我是只修行千年的猫妖,阿魏讲我还是太单纯,我讲这就不必要了,一只猫混个几千年什么世面没见过?我当初随着天王老子在外边大战东山神的时候这家伙还在家舔尾巴呢。

但是他讲,不是这么回事,你没经历过爱情,所以你就是单纯。

其实我也搞不懂这是个什么逻辑,但是看他很一本正经的样子,我感觉也不是很好反驳,我爹以前跟我讲过,要是一件事情自己还没做过,那就不要太早下定论,我不知道讲这话的阿魏有没有经历过,总之我没经历过,就没资格讲他错。

“那我能去哪里经历爱情啊?”

“当然是漂亮姑娘多的地方啊。”

“那哪里漂亮姑娘多啊?”

青楼,他讲。

于是我去了烟花楼,那是离我这片森林最近的青楼。

但是我刚从门口溜进去就被老鸨捏着脖子扔了出来,可怜我还没来得及看看漂亮姑娘们的脸蛋,我想了想,觉得放弃太丢面了,于是我决定从旁边爬到里头去。

爬楼对我来讲可太容易了,也是,毕竟我是个猫。

我爬到内院的时候一直都没人发觉,沿着瓦直接掀到顶上去了,一点动静也无,内院的红灯笼在风里摇来摇去,但是风声和人声都好遥远。我在屋顶看着月亮,我心说这月亮可真好看。

“是谁在顶上看我的月亮呀?”

宁静夜晚被这突兀的一声问句打断了,我爪子勾着吊下来跑到她窗前,听到她讲:“噢,原来是只猫。”我一屁股坐下来,仔细看了看面前这个姑娘,算不上绝世大美人吧,不过我瞅着面善。

“母人,你叫什么名字?”这可能是我第一次开口跟她讲话。她略略有点吃惊,自言自语讲,怎么猫还会说人话了……

我舔了舔爪子,面不改色心不跳地同她讲:“我乃观世音菩萨座下的仙子,会讲几句人话怎么了。”

“没怎么,”她朝我笑笑:“我叫烟花。”

我天,她笑起来可真好看。

“烟花,母人你的名字可真好听。”

“什么母人呀?你会不会讲我们人的话呀?”

“大胆!你怎么跟仙子讲话呢!”

“乖乖仙子,不要跟我这种凡人计较,你吃鱼么?你别生气好不好?我给你小鱼干吃。”

听着讲得挺毕恭毕敬的,实际上都上手撸猫了,是可忍孰不可忍,看在她撸猫撸得我挺舒服的份上,孰也可忍吧就。

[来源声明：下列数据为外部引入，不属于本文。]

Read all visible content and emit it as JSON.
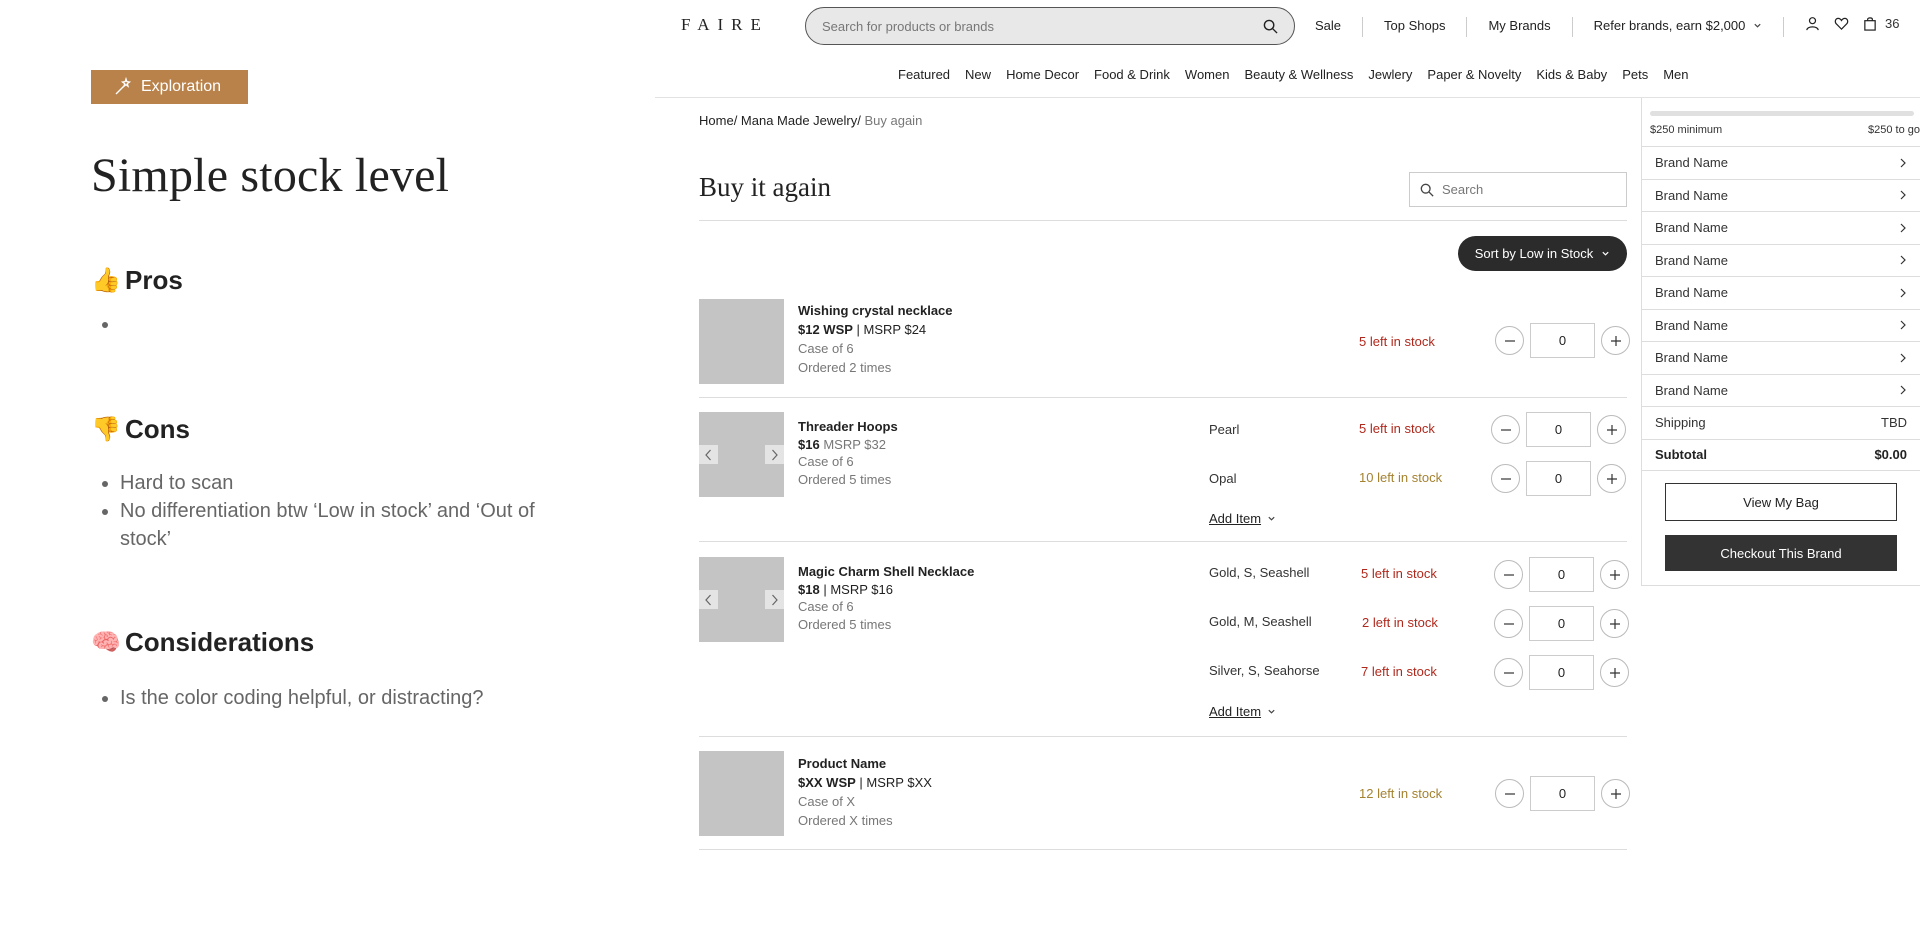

“不跟你多讲了,我来这里是有任务的,母人,你我有缘再会。”

我翘起我的猫尾巴,留给她一个漂亮的黑猫背影,这真是极具美感,这姑娘怕是这辈子都忘不掉本猫妖的容貌了,毕竟我这身毛可不是什么野猫或者被圈养的家猫会有的漂亮质感,月光洒在上面简直就是便宜了月光,连我自己都能想得出是副怎样漂亮的场面,是个人总会难以忘怀的。

“噗嗤。”

我听到这个姑娘在笑话我?真是大胆了居然敢笑话你猫仙子???

“不是,我说,猫神仙,你这个人话,是打哪学的啊?”

我迷惑了,咋地,不标准么?

“我早就想讲了,你说女人还好,你讲母人是个什么东西?”

“万物分公母啊,我是公猫,那你不就是母人了?”

我又听见她在笑,真是,有什么好笑的?我哪说错了么?

“是女人啦,女孩子噢,人类语言里面可不是拿公母讲自己的。”趁着我不注意,她直接把我圈到怀里了,淡淡的清香笼罩着我,我一时间忘了开口讲话。

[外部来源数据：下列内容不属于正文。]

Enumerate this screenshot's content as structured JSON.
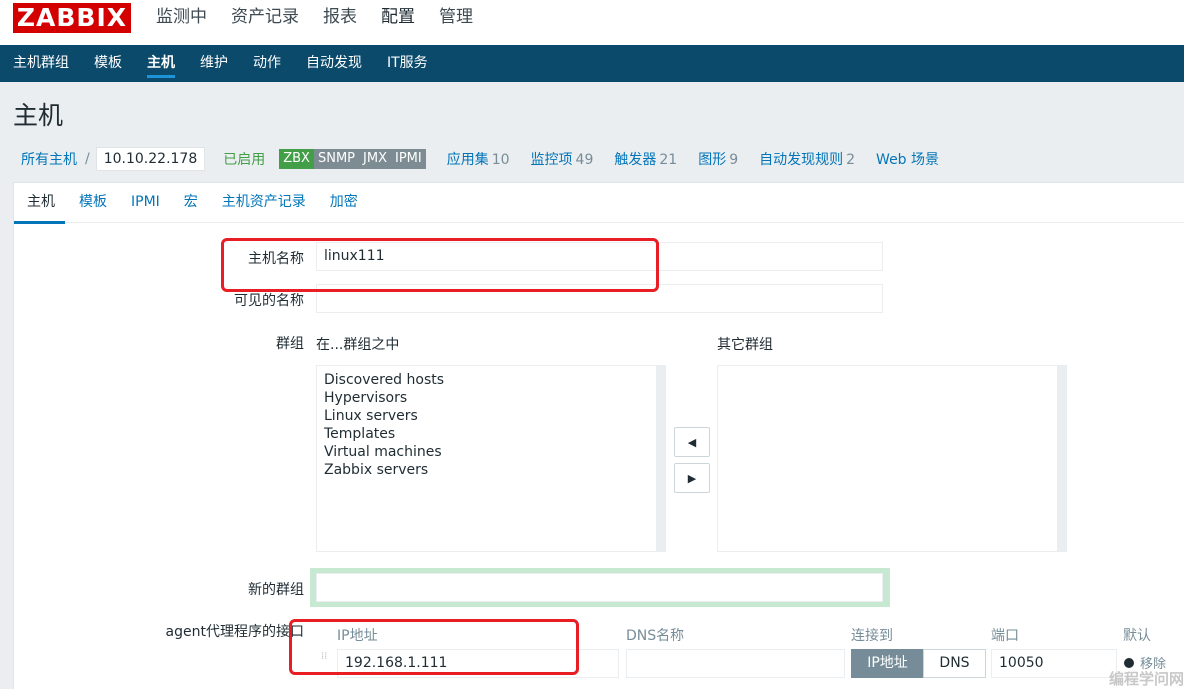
{
  "logo": "ZABBIX",
  "main_menu": [
    {
      "label": "监测中",
      "active": false
    },
    {
      "label": "资产记录",
      "active": false
    },
    {
      "label": "报表",
      "active": false
    },
    {
      "label": "配置",
      "active": true
    },
    {
      "label": "管理",
      "active": false
    }
  ],
  "sub_menu": [
    {
      "label": "主机群组",
      "active": false
    },
    {
      "label": "模板",
      "active": false
    },
    {
      "label": "主机",
      "active": true
    },
    {
      "label": "维护",
      "active": false
    },
    {
      "label": "动作",
      "active": false
    },
    {
      "label": "自动发现",
      "active": false
    },
    {
      "label": "IT服务",
      "active": false
    }
  ],
  "page_title": "主机",
  "breadcrumb": {
    "all_hosts": "所有主机",
    "separator": "/",
    "current_host": "10.10.22.178",
    "status": "已启用",
    "availability": {
      "zbx": "ZBX",
      "snmp": "SNMP",
      "jmx": "JMX",
      "ipmi": "IPMI"
    },
    "nav": [
      {
        "label": "应用集",
        "count": "10"
      },
      {
        "label": "监控项",
        "count": "49"
      },
      {
        "label": "触发器",
        "count": "21"
      },
      {
        "label": "图形",
        "count": "9"
      },
      {
        "label": "自动发现规则",
        "count": "2"
      },
      {
        "label": "Web 场景",
        "count": ""
      }
    ]
  },
  "tabs": [
    "主机",
    "模板",
    "IPMI",
    "宏",
    "主机资产记录",
    "加密"
  ],
  "form": {
    "host_name_label": "主机名称",
    "host_name_value": "linux111",
    "visible_name_label": "可见的名称",
    "visible_name_value": "",
    "groups_label": "群组",
    "in_groups_label": "在...群组之中",
    "other_groups_label": "其它群组",
    "in_groups": [
      "Discovered hosts",
      "Hypervisors",
      "Linux servers",
      "Templates",
      "Virtual machines",
      "Zabbix servers"
    ],
    "other_groups": [],
    "new_group_label": "新的群组",
    "new_group_value": "",
    "agent_iface_label": "agent代理程序的接口",
    "iface_headers": {
      "ip": "IP地址",
      "dns": "DNS名称",
      "connect": "连接到",
      "port": "端口",
      "default": "默认"
    },
    "iface_ip": "192.168.1.111",
    "iface_dns": "",
    "connect_ip": "IP地址",
    "connect_dns": "DNS",
    "iface_port": "10050",
    "remove_label": "移除"
  },
  "watermark": "编程学问网",
  "colors": {
    "brand_red": "#d40000",
    "nav_blue": "#0b4a6b",
    "link": "#0275b8",
    "enabled_green": "#429e47",
    "highlight_red": "#e81e24"
  }
}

我和她僵持了很久,又或者只是她不想说话,我不知道该说什么,总之我没走,我们俩也都没开口讲什么。

“你为什么叫烟花?你们人类名字都这么好听的吗?”我小声开口问她。

她讲,我叫烟花是因为这里是烟花楼,每个花魁都叫烟花,死了上一个就换下一个,我以前不叫这个名字的,烟花这名字哪里好听,明摆着不吉利,晦气死了。

我不知道这不咋起眼的小姑娘居然是花魁,我可太厉害了,一上来就摸到了花魁的屋,可以,不愧是我。

“那你原来叫啥啊?"

“忘了。”真扯,怎么还能有人忘了自己名字的呢?

她说我真忘了,我四岁半就被卖到烟花楼里来了,以前当学徒的时候跟着上任花魁后头,压根没有名字,人们指我就喊“那个谁“,编册讲我偷懒的时候才有花魁姑娘同别人说声小六委屈,再然后,上任烟花死了,我就是烟花了。

“猫仙子,你多大年岁啦?”她问我。

“几千年了。”

“真好,我看你就好像是杨柳青以前养的那只小奶猫一样,你们眼神都一样清澈,看着就很单纯。”

活见鬼了,怎么个个都说我单纯?

“我为什么会单纯?我明明比你们活得都要长,别拿你们自以为是的眼光来禁锢我,明明你的眼神才清澈,你才是单纯的那一个。”

她略微有点惊讶:“单纯是夸人的词呀,你怎么反应那么大?”

我当然知道单纯是夸人的词,那句话怎么说来着,“大人者,不失其赤子之心”?但是这些似乎都要经历一些不单纯的过程,就我也不知道怎么说,总之我就是被踩着猫尾巴了,戳心里了,你讲我单纯,我就是觉得不开心。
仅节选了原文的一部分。